La vicenda dell'azienda pubblica di Servizi, Sant'Alessio, Ex Ipab, sollevata più volte dall'ex assessore regionale Donato Robilotta che ha anche ricoperto negli anni scorsi l'incarico di Commissario Straordinario del Sant'Alessio, ritorna all'attenzione del consiglio regionale.
( nella foto in apertura l'Azienda Pubblica di Servizi, Sant'Alessio - Ex IPAB )
Ad intervenire con una proposta che ha ricevuto già il consenso dello stesso Donato Robilotta è il consigliere regionale di "Azione", Alessio D'Amato.

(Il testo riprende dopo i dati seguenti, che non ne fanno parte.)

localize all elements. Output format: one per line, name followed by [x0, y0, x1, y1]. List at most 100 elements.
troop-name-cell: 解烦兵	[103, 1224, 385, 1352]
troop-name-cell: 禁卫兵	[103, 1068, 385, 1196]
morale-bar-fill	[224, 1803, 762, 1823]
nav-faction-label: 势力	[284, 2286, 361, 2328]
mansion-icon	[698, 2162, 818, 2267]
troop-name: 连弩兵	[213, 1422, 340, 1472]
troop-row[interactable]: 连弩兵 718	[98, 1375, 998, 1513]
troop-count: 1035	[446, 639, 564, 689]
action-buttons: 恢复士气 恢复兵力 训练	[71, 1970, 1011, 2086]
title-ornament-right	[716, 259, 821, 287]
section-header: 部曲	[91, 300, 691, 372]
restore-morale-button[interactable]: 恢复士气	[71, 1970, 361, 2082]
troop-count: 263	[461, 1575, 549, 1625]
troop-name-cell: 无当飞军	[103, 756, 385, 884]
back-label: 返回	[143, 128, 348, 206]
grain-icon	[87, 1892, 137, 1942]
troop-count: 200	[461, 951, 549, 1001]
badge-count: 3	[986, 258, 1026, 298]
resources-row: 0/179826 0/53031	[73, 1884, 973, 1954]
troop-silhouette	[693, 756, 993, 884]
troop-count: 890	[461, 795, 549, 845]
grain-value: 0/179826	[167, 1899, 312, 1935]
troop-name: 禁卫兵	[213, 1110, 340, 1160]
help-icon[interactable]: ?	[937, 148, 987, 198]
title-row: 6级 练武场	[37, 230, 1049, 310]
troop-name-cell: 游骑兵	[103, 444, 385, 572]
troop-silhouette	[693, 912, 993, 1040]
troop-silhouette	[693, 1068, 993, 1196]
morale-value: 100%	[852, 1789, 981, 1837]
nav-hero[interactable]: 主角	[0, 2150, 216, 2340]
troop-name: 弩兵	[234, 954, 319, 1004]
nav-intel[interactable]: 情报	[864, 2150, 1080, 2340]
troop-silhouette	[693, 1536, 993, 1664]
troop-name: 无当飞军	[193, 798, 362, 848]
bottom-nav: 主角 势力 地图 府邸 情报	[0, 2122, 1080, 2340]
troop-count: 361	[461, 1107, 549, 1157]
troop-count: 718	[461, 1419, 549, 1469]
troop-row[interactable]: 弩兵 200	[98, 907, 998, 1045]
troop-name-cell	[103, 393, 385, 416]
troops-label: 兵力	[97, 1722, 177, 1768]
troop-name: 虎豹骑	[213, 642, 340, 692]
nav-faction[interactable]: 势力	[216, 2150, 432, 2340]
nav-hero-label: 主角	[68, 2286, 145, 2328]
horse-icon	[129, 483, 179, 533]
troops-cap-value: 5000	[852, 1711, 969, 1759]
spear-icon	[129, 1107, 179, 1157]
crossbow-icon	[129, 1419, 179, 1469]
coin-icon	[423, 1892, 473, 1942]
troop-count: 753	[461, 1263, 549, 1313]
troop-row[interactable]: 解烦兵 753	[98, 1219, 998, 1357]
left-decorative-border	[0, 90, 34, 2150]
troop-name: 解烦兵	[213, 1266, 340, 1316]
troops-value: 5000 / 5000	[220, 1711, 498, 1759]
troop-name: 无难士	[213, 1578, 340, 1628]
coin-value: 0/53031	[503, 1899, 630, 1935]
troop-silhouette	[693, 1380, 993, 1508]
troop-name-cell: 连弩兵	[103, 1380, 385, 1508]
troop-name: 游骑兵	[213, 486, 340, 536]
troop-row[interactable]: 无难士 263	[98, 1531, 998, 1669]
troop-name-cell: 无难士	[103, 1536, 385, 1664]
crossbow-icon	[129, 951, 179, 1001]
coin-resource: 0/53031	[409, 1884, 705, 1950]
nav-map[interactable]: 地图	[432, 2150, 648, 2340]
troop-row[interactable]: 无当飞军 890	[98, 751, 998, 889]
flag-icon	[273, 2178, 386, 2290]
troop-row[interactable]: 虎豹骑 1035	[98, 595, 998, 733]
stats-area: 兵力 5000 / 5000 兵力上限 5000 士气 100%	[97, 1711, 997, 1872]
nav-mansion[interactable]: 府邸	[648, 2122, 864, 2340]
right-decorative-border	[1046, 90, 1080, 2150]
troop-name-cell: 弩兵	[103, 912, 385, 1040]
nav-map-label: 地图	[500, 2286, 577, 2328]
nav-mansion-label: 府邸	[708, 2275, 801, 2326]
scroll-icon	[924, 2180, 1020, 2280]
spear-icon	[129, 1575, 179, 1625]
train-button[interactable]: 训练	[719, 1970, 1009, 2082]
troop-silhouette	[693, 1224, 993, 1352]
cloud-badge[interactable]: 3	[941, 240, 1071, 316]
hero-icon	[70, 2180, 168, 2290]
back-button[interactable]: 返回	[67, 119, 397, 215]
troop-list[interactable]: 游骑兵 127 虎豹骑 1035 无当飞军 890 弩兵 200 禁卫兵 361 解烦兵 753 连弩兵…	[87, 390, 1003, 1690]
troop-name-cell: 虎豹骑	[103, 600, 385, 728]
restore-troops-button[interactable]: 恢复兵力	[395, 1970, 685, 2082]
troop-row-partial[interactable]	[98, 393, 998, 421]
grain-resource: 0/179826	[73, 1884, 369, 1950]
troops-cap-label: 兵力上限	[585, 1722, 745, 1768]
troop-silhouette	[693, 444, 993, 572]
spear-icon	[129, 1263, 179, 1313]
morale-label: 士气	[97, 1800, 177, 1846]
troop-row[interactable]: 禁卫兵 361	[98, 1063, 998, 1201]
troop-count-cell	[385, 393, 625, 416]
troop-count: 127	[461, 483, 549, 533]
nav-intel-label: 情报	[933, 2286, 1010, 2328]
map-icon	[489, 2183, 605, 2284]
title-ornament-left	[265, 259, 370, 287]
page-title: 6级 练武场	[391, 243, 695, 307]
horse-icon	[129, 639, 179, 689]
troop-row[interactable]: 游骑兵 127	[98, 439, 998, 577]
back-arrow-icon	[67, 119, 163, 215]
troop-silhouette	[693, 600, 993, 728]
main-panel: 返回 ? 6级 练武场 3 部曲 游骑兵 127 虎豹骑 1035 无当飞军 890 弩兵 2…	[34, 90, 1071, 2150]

“Oggi nella Commissione trasparenza del Consiglio regionale ho proposto - afferma Alessio D'Amato - che sull’azienda pubblica di servizi Sant’Alessio si costituisca rapidamente una Commissione di inchiesta. In apertura dei lavori è stata consegnata una relazione da cui emerge un risultato di esercizio negativo per oltre 1,5 milioni di euro, accompagnato da un debito molto rilevante di oltre 7 milioni di euro, una mancata ricognizione delle scritture contabili e una irregolare tenuta dei libri contabili, una mancata verifica dell’attendibilità dei crediti, di fatto una situazione finanziaria fuori controllo, oltre alle possibili carenze dei requisiti dell’attuale direttore generale che ne comporterebbero l’immediata decadenza".

Alessio D'Amato, consigliere regionale di "Azione" e già assessore regionale alla sanità
"Tutto questo in una Asp che ha un portafoglio immobiliare nel Fondo comune di investimenti denominato Sant’Alessio di oltre 226 milioni, un patrimonio enorme, di cui sempre secondo la relazione finora neanche un euro è giunto per incrementare i servizi e l’assistenza alle famiglie.
Forse - conclude il consigliere regionale di Azione e già assessore regionale alla Sanità dal 2018 al 2023 - sarebbe opportuno studiare una norma, nell’interesse primario della pubblica amministrazione, per retrocedere dalla SGR. Presenterò una proposta di legge per istituire una Commissione di inchiesta per fare piena luce sulle attività dell’ente”.